Es war also mit Bestimmtheit anzunehmen, daß ihr Kriegszug nicht gegen einzelne Personen, sondern gegen unsere ganze Niederlassung gerichtet war, und aus diesem Grund und der bedeutenden Anzahl der Feinde wegen durften wir unsere Lage keineswegs zu den beneidenswerten rechnen.

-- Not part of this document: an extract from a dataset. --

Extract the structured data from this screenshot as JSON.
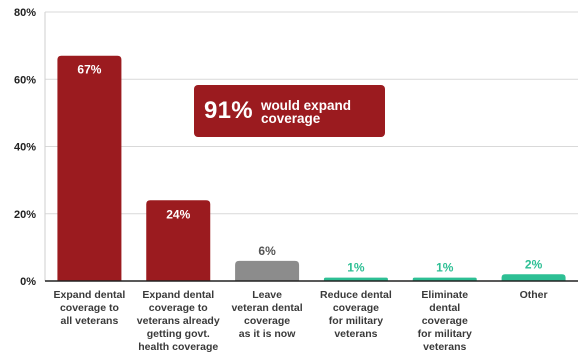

Die Vorbereitungen, welche getroffen werden mußten, einem Überfall zu begegnen, hatten den gestrigen Nachmittag und Abend in der Weise ausgefüllt, daß wir keine Zeit gefunden hatten, über das Schicksal unseres Gefangenen eine Bestimmung zu treffen. Er lag wohlgebunden und gut bewacht in einer der Felsenkammern, und noch vorhin erst, gleich nach meinem Erwachen, hatte ich mich von der Zuverlässigkeit seiner Fesseln überzeugt.
Die nächsten Tage, vielleicht schon die heutigen Stunden mußten uns wichtige Entscheidungen bringen, und es war wirklich ein außergewöhnlicher Ernst, mit welchem ich an meine gegenwärtige Lage dachte, als ich durch nahende Schritte aus dem Sinnen wachgerufen wurde.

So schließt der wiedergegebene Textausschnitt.